Brief Bioinform. 2021 May 20;22(3). doi: 10.1093/bib/bbaa067.
As the abnormalities of long non-coding RNAs (lncRNAs) are closely related to various human diseases, identifying disease-related lncRNAs is important for understanding the pathogenesis of complex diseases. Most of current data-driven methods for disease-related lncRNA candidate prediction are based on diseases and lncRNAs. Those methods, however, fail to consider the deeply embedded node attributes of lncRNA-disease pairs, which contain multiple relations and representations across lncRNAs, diseases and miRNAs. Moreover, the low-dimensional feature distribution at the pairwise level has not been taken into account. We propose a prediction model, VADLP, to extract, encode and adaptively integrate multi-level representations. Firstly, a triple-layer heterogeneous graph is constructed with weighted inter-layer and intra-layer edges to integrate the similarities and correlations among lncRNAs, diseases and miRNAs. We then define three representations including node attributes, pairwise topology and feature distribution. Node attributes are derived from the graph by an embedding strategy to represent the lncRNA-disease associations, which are inferred via their common lncRNAs, diseases and miRNAs. Pairwise topology is formulated by random walk algorithm and encoded by a convolutional autoencoder to represent the hidden topological structural relations between a pair of lncRNA and disease. The new feature distribution is modeled by a variance autoencoder to reveal the underlying lncRNA-disease relationship. Finally, an attentional representation-level integration module is constructed to adaptively fuse the three representations for lncRNA-disease association prediction. The proposed model is tested over a public dataset with a comprehensive list of evaluations. Our model outperforms six state-of-the-art lncRNA-disease prediction models with statistical significance. The ablation study showed the important contributions of three representations. In particular, the improved recall rates under different top $k$ values demonstrate that our model is powerful in discovering true disease-related lncRNAs in the top-ranked candidates. Case studies of three cancers further proved the capacity of our model to discover potential disease-related lncRNAs.

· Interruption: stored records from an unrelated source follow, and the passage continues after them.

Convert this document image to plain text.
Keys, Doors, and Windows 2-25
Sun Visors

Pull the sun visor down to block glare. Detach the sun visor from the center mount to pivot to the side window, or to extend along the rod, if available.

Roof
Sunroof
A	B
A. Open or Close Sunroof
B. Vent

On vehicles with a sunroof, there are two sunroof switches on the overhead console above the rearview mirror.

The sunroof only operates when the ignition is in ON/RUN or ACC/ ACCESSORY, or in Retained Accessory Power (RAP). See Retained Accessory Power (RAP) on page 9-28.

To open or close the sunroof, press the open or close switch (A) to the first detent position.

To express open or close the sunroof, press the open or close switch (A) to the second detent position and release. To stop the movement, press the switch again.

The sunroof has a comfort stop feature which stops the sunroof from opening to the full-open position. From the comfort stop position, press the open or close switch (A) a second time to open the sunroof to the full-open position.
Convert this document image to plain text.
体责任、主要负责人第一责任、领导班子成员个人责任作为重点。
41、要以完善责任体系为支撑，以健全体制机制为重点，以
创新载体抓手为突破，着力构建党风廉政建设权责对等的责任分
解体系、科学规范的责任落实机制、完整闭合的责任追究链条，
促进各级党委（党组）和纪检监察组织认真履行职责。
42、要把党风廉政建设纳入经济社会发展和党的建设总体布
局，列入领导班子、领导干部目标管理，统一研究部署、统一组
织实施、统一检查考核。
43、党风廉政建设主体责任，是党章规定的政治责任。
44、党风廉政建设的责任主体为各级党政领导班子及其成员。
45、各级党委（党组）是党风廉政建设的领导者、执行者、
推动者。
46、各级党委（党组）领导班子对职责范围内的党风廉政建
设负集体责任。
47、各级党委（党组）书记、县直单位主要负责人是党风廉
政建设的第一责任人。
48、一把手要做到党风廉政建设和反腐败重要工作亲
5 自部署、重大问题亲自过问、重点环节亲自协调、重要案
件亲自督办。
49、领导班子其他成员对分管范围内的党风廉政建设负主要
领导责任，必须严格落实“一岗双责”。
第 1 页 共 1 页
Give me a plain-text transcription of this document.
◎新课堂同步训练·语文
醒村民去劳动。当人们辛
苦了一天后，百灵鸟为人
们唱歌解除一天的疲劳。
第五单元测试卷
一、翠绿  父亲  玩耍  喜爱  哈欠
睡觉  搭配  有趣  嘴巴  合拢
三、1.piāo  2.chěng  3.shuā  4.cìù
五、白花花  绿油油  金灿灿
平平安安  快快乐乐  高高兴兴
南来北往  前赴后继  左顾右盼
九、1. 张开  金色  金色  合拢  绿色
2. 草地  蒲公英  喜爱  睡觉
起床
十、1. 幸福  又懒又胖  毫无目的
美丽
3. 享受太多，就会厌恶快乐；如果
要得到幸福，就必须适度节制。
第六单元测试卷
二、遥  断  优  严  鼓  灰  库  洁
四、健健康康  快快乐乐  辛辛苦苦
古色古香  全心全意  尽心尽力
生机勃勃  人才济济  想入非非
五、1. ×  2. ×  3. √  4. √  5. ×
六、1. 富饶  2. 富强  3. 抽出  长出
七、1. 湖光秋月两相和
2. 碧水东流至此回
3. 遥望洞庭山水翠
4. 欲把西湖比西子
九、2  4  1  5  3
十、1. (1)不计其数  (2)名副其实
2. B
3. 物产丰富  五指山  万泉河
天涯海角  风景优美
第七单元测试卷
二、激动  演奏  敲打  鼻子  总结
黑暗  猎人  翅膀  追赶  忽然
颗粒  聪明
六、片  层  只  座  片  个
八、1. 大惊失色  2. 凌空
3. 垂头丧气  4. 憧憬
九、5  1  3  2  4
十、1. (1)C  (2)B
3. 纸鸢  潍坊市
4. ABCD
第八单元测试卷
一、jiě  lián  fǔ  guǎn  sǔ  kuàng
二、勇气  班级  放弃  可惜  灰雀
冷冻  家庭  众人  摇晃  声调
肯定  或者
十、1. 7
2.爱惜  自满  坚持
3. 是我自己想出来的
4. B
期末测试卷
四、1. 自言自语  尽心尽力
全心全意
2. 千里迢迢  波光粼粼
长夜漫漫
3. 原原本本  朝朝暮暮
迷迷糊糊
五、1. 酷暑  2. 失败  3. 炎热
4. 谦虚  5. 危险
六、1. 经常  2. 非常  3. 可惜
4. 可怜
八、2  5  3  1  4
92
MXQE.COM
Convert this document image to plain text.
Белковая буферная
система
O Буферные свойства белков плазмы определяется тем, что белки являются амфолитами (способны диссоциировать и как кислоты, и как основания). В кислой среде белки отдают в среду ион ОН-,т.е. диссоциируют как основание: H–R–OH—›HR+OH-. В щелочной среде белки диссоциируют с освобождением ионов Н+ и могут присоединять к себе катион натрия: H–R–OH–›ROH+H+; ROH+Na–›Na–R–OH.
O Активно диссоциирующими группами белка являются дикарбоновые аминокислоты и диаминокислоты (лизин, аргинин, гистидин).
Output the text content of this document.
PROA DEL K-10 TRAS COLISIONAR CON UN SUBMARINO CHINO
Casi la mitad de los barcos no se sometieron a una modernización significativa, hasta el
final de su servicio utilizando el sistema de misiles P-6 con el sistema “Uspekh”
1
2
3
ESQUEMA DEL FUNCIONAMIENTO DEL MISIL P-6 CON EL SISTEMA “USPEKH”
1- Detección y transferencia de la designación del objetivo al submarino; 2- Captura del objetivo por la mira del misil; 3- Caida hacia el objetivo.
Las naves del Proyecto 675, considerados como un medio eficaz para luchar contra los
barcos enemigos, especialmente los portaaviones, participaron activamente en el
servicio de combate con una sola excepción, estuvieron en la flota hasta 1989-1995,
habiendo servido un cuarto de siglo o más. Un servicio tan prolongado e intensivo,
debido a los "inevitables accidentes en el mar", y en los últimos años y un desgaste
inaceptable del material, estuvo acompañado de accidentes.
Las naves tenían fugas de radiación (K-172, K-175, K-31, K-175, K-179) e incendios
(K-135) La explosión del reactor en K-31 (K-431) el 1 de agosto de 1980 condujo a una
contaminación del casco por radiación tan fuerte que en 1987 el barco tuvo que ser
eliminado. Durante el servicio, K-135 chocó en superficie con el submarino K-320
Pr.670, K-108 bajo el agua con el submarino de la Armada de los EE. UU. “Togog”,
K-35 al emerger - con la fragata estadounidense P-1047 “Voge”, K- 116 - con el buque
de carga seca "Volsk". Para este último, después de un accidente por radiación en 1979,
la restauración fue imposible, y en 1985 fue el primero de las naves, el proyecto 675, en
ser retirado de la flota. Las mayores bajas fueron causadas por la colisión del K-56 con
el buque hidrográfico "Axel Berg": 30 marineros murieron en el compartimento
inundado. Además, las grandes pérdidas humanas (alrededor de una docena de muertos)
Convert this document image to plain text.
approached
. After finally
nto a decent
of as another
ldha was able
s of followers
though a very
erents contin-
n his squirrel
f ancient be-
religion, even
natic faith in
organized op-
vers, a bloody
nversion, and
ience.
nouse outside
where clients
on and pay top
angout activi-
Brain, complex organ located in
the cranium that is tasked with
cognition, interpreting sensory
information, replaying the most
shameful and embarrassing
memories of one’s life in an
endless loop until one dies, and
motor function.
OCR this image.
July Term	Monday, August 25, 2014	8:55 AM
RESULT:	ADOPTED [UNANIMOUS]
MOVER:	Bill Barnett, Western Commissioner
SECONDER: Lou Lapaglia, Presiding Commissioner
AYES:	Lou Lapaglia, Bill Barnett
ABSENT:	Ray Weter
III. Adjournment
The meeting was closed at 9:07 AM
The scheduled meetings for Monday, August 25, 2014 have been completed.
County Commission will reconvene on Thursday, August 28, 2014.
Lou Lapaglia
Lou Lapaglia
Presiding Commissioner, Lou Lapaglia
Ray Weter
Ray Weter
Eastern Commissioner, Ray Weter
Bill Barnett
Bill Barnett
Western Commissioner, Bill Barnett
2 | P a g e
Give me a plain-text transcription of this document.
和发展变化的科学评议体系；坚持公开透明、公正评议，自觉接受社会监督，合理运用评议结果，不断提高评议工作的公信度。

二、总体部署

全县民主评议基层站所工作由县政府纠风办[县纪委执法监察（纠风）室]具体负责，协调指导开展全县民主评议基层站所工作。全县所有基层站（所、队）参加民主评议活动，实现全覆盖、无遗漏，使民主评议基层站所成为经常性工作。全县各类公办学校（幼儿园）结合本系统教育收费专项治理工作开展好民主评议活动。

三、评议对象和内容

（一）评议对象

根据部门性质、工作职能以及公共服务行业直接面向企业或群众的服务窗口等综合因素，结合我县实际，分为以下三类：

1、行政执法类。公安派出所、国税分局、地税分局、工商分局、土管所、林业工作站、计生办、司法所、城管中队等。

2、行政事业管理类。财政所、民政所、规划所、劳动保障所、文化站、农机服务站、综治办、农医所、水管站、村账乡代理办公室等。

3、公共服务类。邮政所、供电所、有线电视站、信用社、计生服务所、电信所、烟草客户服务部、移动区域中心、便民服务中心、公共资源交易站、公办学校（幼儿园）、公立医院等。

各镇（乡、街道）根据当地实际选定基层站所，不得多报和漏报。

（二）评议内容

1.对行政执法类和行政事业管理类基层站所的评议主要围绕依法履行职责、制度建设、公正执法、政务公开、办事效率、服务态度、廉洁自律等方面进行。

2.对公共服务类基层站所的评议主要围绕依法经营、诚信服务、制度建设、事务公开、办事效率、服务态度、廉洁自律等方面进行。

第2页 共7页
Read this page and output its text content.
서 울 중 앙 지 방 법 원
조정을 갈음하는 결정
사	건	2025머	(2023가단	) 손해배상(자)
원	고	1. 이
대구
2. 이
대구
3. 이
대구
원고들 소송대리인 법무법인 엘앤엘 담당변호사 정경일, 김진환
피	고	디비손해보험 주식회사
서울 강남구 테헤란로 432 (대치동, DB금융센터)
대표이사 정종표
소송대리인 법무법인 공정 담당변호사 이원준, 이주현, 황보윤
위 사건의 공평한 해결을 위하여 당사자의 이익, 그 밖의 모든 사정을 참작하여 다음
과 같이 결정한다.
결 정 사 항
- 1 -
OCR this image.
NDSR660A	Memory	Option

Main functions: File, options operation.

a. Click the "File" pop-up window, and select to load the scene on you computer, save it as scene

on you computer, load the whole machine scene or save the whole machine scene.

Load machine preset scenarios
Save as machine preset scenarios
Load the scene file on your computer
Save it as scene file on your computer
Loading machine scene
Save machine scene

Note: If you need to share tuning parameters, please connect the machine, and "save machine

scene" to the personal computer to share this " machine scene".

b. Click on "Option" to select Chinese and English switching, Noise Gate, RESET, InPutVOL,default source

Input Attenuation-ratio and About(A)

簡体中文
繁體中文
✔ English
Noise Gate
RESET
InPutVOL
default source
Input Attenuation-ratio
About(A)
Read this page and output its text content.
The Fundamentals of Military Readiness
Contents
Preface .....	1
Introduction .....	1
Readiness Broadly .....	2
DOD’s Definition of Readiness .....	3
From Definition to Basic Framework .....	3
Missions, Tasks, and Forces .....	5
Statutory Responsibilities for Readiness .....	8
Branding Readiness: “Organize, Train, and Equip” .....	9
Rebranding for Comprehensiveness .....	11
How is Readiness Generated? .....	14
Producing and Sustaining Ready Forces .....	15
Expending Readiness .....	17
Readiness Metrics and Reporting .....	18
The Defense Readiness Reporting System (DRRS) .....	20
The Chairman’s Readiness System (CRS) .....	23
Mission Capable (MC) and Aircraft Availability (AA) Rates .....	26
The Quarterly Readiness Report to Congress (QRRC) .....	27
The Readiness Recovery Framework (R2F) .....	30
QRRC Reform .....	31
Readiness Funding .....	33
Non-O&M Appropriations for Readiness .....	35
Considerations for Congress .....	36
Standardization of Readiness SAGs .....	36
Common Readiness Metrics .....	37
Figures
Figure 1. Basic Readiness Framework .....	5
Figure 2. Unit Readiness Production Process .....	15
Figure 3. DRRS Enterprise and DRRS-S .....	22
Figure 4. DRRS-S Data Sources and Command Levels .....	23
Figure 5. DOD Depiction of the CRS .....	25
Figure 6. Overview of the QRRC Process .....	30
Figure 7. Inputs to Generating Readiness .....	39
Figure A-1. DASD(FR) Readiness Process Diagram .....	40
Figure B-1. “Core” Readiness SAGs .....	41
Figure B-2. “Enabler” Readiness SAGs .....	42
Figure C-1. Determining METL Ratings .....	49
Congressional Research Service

由于长非编码 RNA(lncRNA)的异常与各种人类疾病密切相关,因此鉴定与疾病相关的 lncRNA 对于理解复杂疾病的发病机制很重要。目前大多数基于数据驱动的疾病相关 lncRNA 候选预测方法都是基于疾病和 lncRNA。然而,这些方法未能考虑 lncRNA-疾病对中深深嵌入的节点属性,这些属性包含 lncRNA、疾病和 miRNA 之间的多种关系和表示。此外,还没有考虑到对点点级别的低维特征分布。我们提出了一种预测模型 VADLP,以提取、编码和自适应地整合多层次的表示。首先,构建了一个三层异质图,带有加权的层间和层内边,以整合 lncRNA、疾病和 miRNA 之间的相似性和相关性。然后,我们定义了三个表示,包括节点属性、对点点拓扑和特征分布。节点属性是通过嵌入策略从图中提取出来的,用于表示 lncRNA-疾病的关联,这些关联是通过它们的共同 lncRNA、疾病和 miRNA 推断出来的。对点点拓扑是通过随机游走算法构建的,并通过卷积自动编码器进行编码,以表示 lncRNA-疾病对之间隐藏的拓扑结构关系。新的特征分布是通过方差自动编码器建模的,以揭示 lncRNA-疾病关系的潜在规律。最后,构建了一个注意表示级别的集成模块,以自适应地融合三个表示,用于 lncRNA-疾病关联预测。该模型在一个包含完整评估列表的公共数据集上进行了测试。与六种最先进的 lncRNA-疾病预测模型相比,我们的模型具有统计学意义上的优势。消融研究表明了三种表示的重要贡献。特别是,在不同的 top $k$ 值下,我们的模型提高了召回率,这表明我们的模型在发现排名靠前的候选物中的真实疾病相关 lncRNA 方面具有强大的能力。三种癌症的案例研究进一步证明了我们的模型发现潜在疾病相关 lncRNA 的能力。